As agências das Nações Unidas relatam que há um aumento de relatos de sarna, de outras doenças de pele e infestações de roedores em tendas. A Agência das Nações Unidas de Assistência aos Refugiados da Palestina no Próximo Oriente (conhecida pela sigla UNRWA) e seus parceiros estão a ampliar a distribuição de kits de higiene, mas há uma necessidade urgente de materiais e produtos químicos para o controlo de pragas.

A indisponibilidade de baterias, lubrificantes e peças de reposição está prejudicar significativamente as operações humanitárias da Agência. Embora, refira que tenha implementado medidas de mitigação, incluindo a redução do horário de funcionamento dos geradores de energia elétrica. Mas, os geradores estão a aproximar-se de um nível crítico de falha mecânica.

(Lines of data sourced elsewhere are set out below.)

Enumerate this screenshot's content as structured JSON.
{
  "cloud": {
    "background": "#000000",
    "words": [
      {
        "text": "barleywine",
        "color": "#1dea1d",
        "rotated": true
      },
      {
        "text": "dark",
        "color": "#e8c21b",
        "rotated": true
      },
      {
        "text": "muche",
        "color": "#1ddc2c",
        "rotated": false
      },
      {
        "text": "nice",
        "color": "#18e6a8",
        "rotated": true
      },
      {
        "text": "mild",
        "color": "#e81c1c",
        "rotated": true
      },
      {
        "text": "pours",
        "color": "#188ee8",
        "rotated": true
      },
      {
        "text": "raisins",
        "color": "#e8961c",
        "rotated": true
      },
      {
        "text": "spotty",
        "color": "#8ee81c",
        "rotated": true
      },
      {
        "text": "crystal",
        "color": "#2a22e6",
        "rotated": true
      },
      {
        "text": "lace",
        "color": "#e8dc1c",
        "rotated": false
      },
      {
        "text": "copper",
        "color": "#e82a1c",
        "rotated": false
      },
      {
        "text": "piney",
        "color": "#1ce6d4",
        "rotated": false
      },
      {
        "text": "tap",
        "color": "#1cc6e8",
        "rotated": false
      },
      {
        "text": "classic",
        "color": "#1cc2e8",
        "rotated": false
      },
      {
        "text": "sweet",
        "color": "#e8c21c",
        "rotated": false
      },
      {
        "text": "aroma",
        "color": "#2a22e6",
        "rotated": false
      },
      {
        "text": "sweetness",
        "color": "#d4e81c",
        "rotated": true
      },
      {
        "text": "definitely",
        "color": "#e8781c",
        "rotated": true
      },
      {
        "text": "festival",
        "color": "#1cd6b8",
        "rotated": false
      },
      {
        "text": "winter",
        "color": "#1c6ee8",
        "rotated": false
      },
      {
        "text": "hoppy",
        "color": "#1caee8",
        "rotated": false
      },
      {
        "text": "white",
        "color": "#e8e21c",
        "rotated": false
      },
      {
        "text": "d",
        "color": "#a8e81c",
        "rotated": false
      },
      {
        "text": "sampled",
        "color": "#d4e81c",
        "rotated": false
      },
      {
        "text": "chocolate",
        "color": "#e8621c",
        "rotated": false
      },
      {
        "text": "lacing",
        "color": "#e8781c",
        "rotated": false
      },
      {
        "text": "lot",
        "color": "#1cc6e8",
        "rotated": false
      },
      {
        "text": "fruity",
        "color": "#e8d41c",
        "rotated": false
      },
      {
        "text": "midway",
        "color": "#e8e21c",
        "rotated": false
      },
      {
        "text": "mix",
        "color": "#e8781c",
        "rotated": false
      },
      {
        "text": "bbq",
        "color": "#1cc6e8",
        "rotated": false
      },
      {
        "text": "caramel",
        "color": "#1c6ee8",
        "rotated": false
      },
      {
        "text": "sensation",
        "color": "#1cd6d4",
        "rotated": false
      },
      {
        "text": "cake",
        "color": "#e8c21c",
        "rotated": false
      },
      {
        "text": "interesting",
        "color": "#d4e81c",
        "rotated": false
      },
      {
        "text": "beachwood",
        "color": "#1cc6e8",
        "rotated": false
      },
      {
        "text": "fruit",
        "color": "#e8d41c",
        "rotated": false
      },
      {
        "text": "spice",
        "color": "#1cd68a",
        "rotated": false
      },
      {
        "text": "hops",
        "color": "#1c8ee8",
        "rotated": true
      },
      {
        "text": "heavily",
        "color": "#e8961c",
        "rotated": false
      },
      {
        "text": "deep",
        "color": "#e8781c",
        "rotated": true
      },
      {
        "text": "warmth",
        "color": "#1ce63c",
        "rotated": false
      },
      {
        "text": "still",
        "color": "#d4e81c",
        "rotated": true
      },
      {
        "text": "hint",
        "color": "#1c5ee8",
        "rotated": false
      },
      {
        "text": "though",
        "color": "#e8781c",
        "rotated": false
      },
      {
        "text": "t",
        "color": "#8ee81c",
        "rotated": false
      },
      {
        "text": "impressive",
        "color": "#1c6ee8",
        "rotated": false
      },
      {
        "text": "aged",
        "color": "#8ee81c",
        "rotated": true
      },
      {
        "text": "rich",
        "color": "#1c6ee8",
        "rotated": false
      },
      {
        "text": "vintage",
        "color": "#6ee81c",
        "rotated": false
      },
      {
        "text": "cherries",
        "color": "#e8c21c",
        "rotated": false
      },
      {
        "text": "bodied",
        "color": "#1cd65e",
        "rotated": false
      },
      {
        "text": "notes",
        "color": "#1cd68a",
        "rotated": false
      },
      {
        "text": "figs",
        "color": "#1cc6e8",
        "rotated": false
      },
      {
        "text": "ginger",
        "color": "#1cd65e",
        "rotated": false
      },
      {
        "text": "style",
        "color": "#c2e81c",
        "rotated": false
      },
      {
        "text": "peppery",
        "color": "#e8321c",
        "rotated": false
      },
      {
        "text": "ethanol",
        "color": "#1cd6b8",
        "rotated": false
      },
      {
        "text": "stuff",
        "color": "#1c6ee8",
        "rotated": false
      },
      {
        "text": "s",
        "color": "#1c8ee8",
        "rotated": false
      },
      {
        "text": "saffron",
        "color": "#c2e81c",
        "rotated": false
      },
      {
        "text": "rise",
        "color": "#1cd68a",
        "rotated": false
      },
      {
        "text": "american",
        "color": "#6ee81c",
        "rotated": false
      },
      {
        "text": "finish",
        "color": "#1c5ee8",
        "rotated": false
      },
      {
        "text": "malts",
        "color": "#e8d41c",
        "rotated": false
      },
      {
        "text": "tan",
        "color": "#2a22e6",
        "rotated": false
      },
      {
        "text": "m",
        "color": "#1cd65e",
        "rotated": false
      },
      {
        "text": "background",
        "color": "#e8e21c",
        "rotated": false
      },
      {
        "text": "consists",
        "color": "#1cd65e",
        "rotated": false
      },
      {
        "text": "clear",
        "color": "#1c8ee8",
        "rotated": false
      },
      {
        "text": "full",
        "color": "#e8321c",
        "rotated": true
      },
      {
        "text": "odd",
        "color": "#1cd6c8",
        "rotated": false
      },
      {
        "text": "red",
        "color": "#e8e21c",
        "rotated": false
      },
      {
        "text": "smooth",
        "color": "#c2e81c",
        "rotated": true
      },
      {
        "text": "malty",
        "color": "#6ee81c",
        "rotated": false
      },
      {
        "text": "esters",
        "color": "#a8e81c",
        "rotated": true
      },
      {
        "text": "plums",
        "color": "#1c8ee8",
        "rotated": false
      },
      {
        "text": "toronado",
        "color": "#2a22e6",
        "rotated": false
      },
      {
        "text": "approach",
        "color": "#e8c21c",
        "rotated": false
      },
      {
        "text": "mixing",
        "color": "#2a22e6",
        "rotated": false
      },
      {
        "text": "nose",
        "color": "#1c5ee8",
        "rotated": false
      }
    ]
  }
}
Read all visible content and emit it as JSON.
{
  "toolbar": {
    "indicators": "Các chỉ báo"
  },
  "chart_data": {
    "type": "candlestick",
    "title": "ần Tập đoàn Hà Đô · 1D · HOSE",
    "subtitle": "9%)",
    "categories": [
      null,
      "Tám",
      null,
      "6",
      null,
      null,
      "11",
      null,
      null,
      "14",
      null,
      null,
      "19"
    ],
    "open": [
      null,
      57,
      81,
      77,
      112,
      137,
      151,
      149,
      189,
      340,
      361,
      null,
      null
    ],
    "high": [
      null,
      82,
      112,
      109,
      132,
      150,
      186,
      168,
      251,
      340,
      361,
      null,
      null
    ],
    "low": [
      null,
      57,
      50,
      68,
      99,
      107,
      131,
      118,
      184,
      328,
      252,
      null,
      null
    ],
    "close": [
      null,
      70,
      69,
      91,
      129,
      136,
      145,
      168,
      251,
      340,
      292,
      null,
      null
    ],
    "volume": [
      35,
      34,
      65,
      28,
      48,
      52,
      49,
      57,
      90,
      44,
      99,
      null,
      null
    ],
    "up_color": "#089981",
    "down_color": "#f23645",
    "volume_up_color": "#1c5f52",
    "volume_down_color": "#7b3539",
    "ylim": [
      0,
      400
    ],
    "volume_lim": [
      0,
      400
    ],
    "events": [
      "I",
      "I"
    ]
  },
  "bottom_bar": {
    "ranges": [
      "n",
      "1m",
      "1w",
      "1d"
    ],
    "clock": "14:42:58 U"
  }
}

Entre 7 de outubro de 2023 e 1 de abril de 2026, dados do Ministério da Saúde em Gaza, apontan que 72.289 palestinianos foram mortos na Faixa de Gaza e 172.040 ficaram feridos.

A Agência das Nações Unidas de Assistência aos Refugiados da Palestina no Próximo Oriente (conhecida pela sigla UNRWA) relata que registou, até 31 de marco de 2026, 391 colaboradores da Agência mortos em Gaza, desde o início da guerra, destes 310 eram funcionários e 81 pessoas colaboravam em apoio da Agência.

A UNRWA refere no seu último relatório que continua a monitorar de perto a tendência de doenças infeciosas em diversos abrigos coletivos de emergência, com riscos elevados relacionados à superlotação, à deterioração dos sistemas de esgoto, à escassez de produtos de higiene no mercado local e às restrições à entrada de produtos químicos.

Do monitoramento da movimentação de pessoas deslocadas e dos locais de deslocamento a Agência das Nações Unidas estima que 67.000 palestinianos deslocados estejam a viver em 83 abrigos coletivos de emergência administrados pela Agência.

Atualmente, 127 instalações da UNRWA estão localizadas dentro da zona militarizada israelita, atrás da chamada “Linha Amarela”, e em áreas em que acesso está sujeito à aprovação ou coordenação israelita.

Entretanto, cerca de 11.000 funcionários palestinianos da UNRWA continuam a prestar serviços e assistência à população de Gaza. Também, na Cisjordânia ocupada, a UNRWA continua a desempenhar um papel fundamental, com mais de 4.000 funcionários palestinianos da UNRWA a prestarem serviços de educação, saúde e outros serviços aos refugiados palestinianos.

A Agência das Nações Unidas lembra, no seu relatório, que todos os seus funcionários internacionais estão impedidos por Israel de entrar no Território Palestino Ocupado, tanto na Faixa de Gaza como na Cisjordânia ocupada, incluindo Jerusalém Oriental. Uma decisão de Israel desde o final de janeiro de 2025.

Também, desde março de 2025, as autoridades israelitas têm impedido a UNRWA de levar pessoal humanitário e ajuda diretamente para a Faixa de Gaza. Quando, nos arredores de Gaza, a Agência das Nações Unidas possui um conjunto de bens alimentares básicos e suprimentos para abrigo suficientes para centenas de milhares de pessoas.